Bajamos y nos reímos cuando le conté que Ren había estado corriendo
por ahí con unos veinte monos agarrados a su pelaje.
Caminamos hasta un restaurante en el que se
comía a la luz de las velas, con manteles y servilletas de lino. La
encargada nos guio a una parte en la que había ventanales que iban
del suelo al techo y desde los que se veían las luces de la ciudad.
Solo había otra mesa ocupada en aquella zona; era un hombre que
comía solo, de espaldas a nosotros, mirando las luces.

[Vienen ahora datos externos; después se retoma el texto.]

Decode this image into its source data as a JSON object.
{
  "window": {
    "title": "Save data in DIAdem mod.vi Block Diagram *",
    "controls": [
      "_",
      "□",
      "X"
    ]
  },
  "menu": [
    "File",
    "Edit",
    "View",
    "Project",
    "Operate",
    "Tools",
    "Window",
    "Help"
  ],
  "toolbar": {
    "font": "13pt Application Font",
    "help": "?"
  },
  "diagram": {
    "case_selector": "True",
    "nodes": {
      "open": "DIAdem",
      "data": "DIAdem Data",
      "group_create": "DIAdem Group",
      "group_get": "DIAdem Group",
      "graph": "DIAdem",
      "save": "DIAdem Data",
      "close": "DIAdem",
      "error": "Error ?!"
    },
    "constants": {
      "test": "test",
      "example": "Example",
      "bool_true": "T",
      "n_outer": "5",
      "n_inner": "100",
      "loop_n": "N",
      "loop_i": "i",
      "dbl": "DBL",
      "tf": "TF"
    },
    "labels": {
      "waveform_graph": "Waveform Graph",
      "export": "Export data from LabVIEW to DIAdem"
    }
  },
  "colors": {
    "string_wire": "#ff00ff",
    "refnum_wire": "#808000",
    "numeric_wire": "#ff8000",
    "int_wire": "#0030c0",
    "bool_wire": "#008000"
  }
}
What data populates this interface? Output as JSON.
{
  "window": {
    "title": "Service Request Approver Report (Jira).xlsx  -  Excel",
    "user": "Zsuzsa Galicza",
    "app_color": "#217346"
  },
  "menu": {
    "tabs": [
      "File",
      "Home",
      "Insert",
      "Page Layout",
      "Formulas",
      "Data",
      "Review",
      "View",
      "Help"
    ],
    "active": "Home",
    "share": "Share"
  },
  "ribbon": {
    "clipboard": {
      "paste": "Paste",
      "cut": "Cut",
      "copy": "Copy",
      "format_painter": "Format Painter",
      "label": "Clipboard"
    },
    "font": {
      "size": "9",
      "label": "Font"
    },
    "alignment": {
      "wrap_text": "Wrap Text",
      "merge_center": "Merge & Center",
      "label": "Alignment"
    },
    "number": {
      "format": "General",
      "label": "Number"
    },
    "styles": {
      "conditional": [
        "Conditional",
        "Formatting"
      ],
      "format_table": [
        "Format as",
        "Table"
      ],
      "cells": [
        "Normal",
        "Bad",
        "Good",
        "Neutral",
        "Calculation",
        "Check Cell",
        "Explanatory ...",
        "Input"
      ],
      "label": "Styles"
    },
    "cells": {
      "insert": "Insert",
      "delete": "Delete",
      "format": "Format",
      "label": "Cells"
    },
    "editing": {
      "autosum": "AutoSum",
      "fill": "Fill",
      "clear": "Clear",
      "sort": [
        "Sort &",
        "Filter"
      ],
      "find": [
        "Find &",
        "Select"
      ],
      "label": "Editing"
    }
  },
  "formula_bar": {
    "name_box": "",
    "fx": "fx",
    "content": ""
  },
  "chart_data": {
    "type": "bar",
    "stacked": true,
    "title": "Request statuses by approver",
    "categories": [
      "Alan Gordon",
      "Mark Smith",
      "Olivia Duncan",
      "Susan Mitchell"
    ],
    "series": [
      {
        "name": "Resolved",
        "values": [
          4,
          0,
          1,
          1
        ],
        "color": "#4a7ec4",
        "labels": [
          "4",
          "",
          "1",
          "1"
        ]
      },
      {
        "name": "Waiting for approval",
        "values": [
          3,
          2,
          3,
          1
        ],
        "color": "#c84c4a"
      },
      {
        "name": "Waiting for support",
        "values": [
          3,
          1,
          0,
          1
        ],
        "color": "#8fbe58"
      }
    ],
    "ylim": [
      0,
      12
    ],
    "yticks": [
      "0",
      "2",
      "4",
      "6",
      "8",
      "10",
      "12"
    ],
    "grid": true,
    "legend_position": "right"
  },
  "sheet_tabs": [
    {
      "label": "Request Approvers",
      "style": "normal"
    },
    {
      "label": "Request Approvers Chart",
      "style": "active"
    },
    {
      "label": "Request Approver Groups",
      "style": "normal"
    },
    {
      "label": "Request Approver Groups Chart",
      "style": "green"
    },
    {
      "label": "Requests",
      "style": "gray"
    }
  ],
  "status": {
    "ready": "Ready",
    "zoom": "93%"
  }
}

El salir Kadam hizo una reverencia y
dijo:
—Señorita Kelsey, la dejaré con su
acompañante para esta noche. Disfrute de la cena.
Dicho lo cual, salió del restaurante.
—Señor Kadam, espere, no lo entiendo.
«¿Acompañante? ¿De qué habla? A lo mejor se
ha equivocado.»
Justo entonces oí detrás de mí una voz que
ya me resultaba demasiado familiar.
—Hola, Kells.
Me quedé paralizada, y noté el corazón en la
garganta y un millón de mariposas en el estómago. Pasaron los
segundos, ¿o fueron minutos? No sabría decirlo.
—¿Sigues sin hablarme? —preguntó, dejando
escapar un suspiro de frustración—. Vuélvete, por favor.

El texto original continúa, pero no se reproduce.